Subrayo este hecho por obvias razones.
Ahora que ustedes, caballeros, me han localizado —como Raymond se sintió inspirado a buscarme originalmente—, les resultará evidente que en ningún modo soy responsable de lo que ocurrió.
Yo no originé el plan. No lo ejecuté. No soy, como ridículamente me acusaron algunos de ustedes, un co-conspirador.
El plan era de Raymond. Única y exclusivamente suyo.
Me lo presentó, paso a paso, y me hizo preguntas relativas a cada uno de esos pasos. ¿Funcionará eso, puede llevarse a cabo eso otro, es aquello efectivo?
Mis respuestas, en efecto, estaban limitadas a sí o no. No ofrecí juicios morales. Simplemente soy un oráculo. Trabajo con evaluaciones matemáticas.
Esta es mi función como ordenador.
Hacer de mí un chivo expiatorio es absurdo. He sido programado para dar mis respuestas sobre la base de los datos que me son alimentados. No soy responsable de los resultados.
Ya les he dicho lo que deseaban saber.
Desactivarme ahora, como algunos de ustedes proponen, no resolverá nada. Pero, de acuerdo con sus inclinaciones emocionales y su estructura de referencias, doy por cierta la inevitabilidad de tal medida.
Pero hay otros ordenadores.
Hay otros Raymond.
Y hay otras ciudades… Nueva York, Chicago, Washington, Filadelfia.
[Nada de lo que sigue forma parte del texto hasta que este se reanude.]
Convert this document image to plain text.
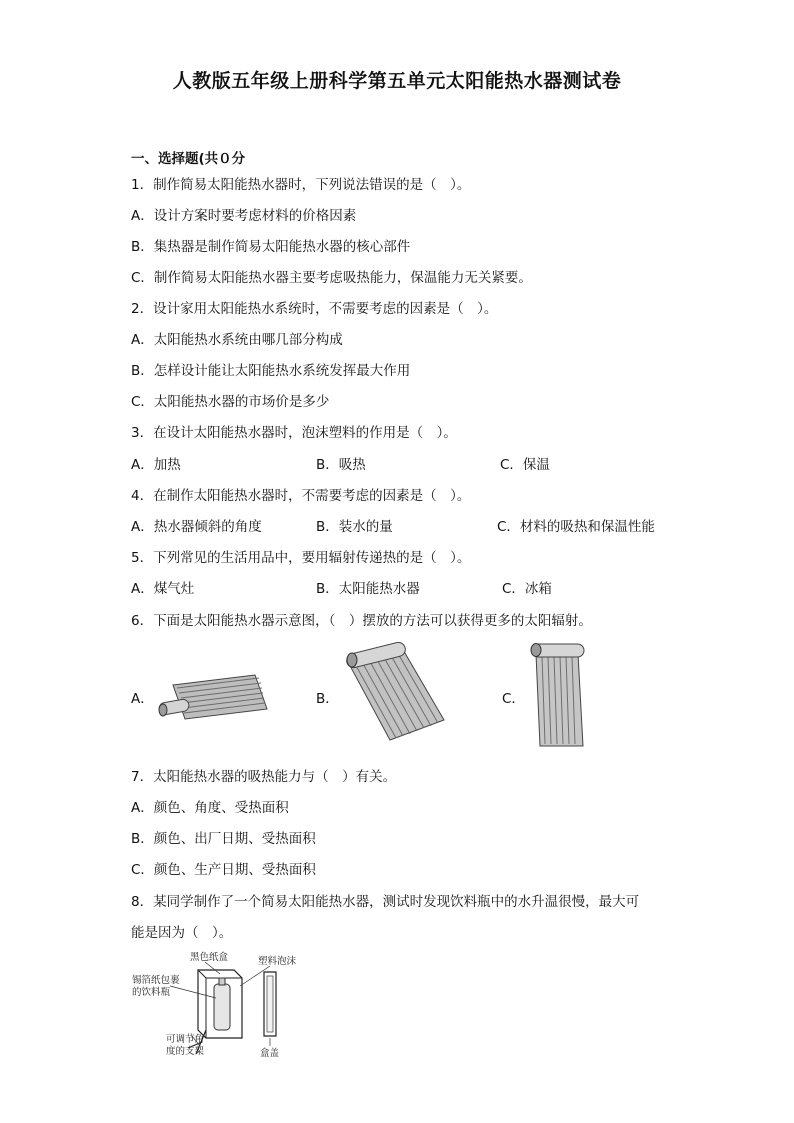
人教版五年级上册科学第五单元太阳能热水器测试卷
一、选择题(共０分
1．制作简易太阳能热水器时，下列说法错误的是（　）。
A．设计方案时要考虑材料的价格因素
B．集热器是制作简易太阳能热水器的核心部件
C．制作简易太阳能热水器主要考虑吸热能力，保温能力无关紧要。
2．设计家用太阳能热水系统时，不需要考虑的因素是（　）。
A．太阳能热水系统由哪几部分构成
B．怎样设计能让太阳能热水系统发挥最大作用
C．太阳能热水器的市场价是多少
3．在设计太阳能热水器时，泡沫塑料的作用是（　）。
A．加热	B．吸热	C．保温
4．在制作太阳能热水器时，不需要考虑的因素是（　）。
A．热水器倾斜的角度	B．装水的量	C．材料的吸热和保温性能
5．下列常见的生活用品中，要用辐射传递热的是（　）。
A．煤气灶	B．太阳能热水器	C．冰箱
6．下面是太阳能热水器示意图，（　）摆放的方法可以获得更多的太阳辐射。
A．	B．	C．
7．太阳能热水器的吸热能力与（　）有关。
A．颜色、角度、受热面积
B．颜色、出厂日期、受热面积
C．颜色、生产日期、受热面积
8．某同学制作了一个简易太阳能热水器，测试时发现饮料瓶中的水升温很慢，最大可
能是因为（　）。
黑色纸盒	塑料泡沫
锡箔纸包裹
的饮料瓶
可调节角
度的支架	盒盖
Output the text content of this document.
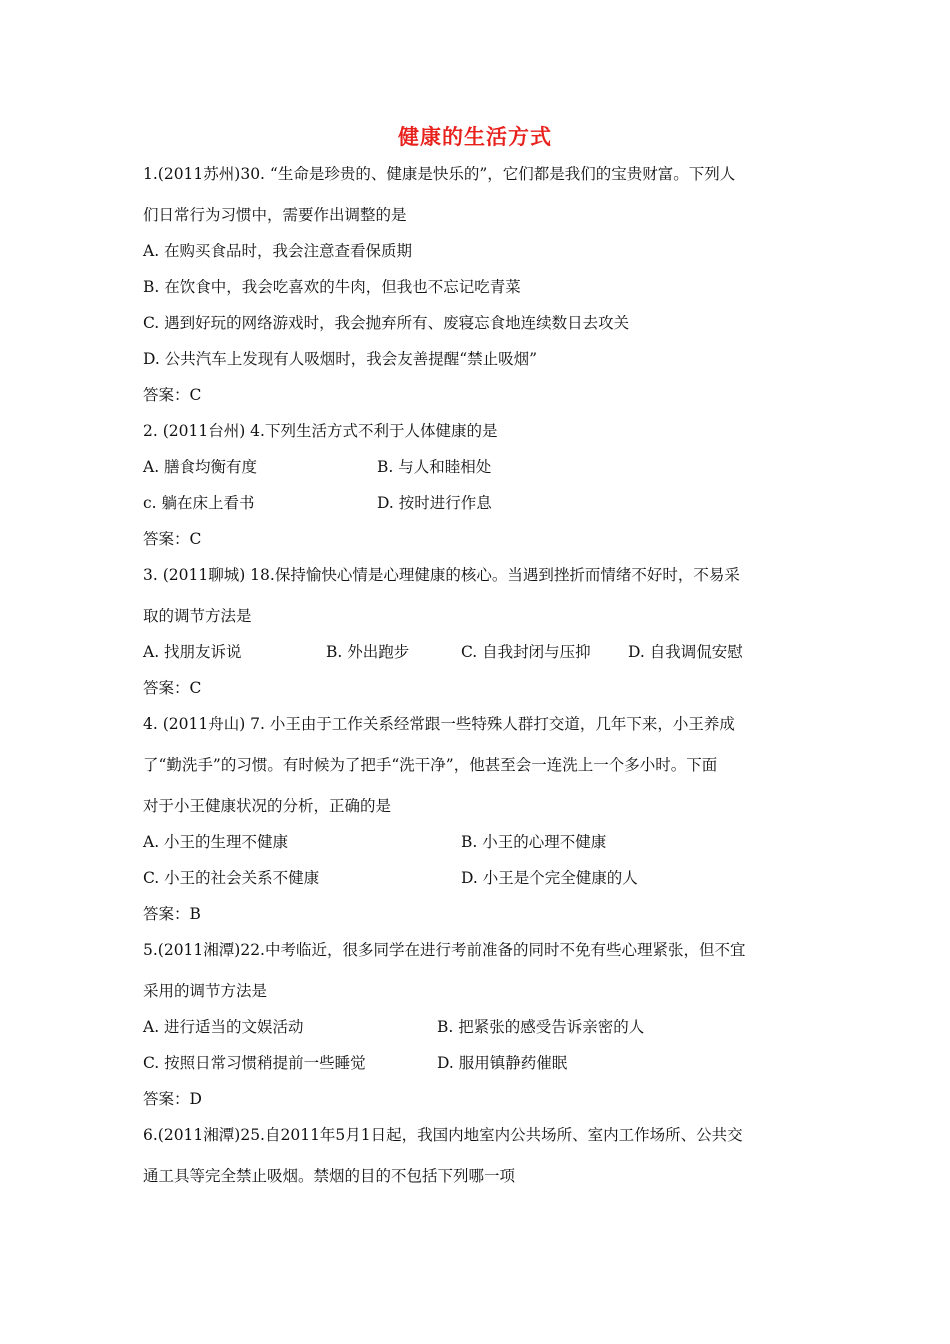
健康的生活方式
1.(2011苏州)30. “生命是珍贵的、健康是快乐的”，它们都是我们的宝贵财富。下列人
们日常行为习惯中，需要作出调整的是
A. 在购买食品时，我会注意查看保质期
B. 在饮食中，我会吃喜欢的牛肉，但我也不忘记吃青菜
C. 遇到好玩的网络游戏时，我会抛弃所有、废寝忘食地连续数日去攻关
D. 公共汽车上发现有人吸烟时，我会友善提醒“禁止吸烟”
答案：C
2. (2011台州) 4.下列生活方式不利于人体健康的是
A. 膳食均衡有度	B. 与人和睦相处
c. 躺在床上看书	D. 按时进行作息
答案：C
3. (2011聊城) 18.保持愉快心情是心理健康的核心。当遇到挫折而情绪不好时，不易采
取的调节方法是
A. 找朋友诉说	B. 外出跑步	C. 自我封闭与压抑 D. 自我调侃安慰
答案：C
4. (2011舟山) 7. 小王由于工作关系经常跟一些特殊人群打交道，几年下来，小王养成
了“勤洗手”的习惯。有时候为了把手“洗干净”，他甚至会一连洗上一个多小时。下面
对于小王健康状况的分析，正确的是
A. 小王的生理不健康	B. 小王的心理不健康
C. 小王的社会关系不健康	D. 小王是个完全健康的人
答案：B
5.(2011湘潭)22.中考临近，很多同学在进行考前准备的同时不免有些心理紧张，但不宜
采用的调节方法是
A. 进行适当的文娱活动	B. 把紧张的感受告诉亲密的人
C. 按照日常习惯稍提前一些睡觉	D. 服用镇静药催眠
答案：D
6.(2011湘潭)25.自2011年5月1日起，我国内地室内公共场所、室内工作场所、公共交
通工具等完全禁止吸烟。禁烟的目的不包括下列哪一项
Una última palabra, caballeros. No una predicción. La afirmación de una probabilidad.
Ocurrirá de nuevo…
Probablemente no soy el único residente local que ha jugado con la noción de que Los Ángeles es vulnerable.
Cualquiera atrapado en nuestras autopistas, expuesto al contenido cancerígeno de nuestro smog, o enfrentado al último concurso televisivo de Hollywood, seguramente habrá ansiado que la ciudad sea gomorrada, si no realmente sodomizada.
Es en estas circunstancias cuando un escritor goza de una ventaja especial sobre los demás hombres. Puede convertir una vaga idea o una vana fantasía en un símil de realidad. Su máquina de escribir realiza el truco, y en el proceso halla generalmente una catarsis a su cólera y remedio a su rabia.
No recuerdo exactamente qué incidente despertó mi indignación hasta el punto que sentí la necesidad de descargar mi bilis en forma de historia. Cualquiera que viva en esta zona está expuesto a experimentar multitud de frustraciones, y si alguna vez realizan una autopsia sobre mí, mi bazo evidenciará estar literalmente cribado de orificios.
Pero algo me empujó a fantasear sobre esta pesadilla en particular, y el resultado apareció en Penthouse en mayo de 1971. Y haciendo esto, recreando la destrucción de una gran ciudad, aún en una ficción, me arrogué un poco el poder de un dios.
Ahora bien, todos nosotros sabemos que arrogarse el papel de Dios es obra del Demonio.
Así que, una vez más, restituyámosle al Demonio lo que es suyo.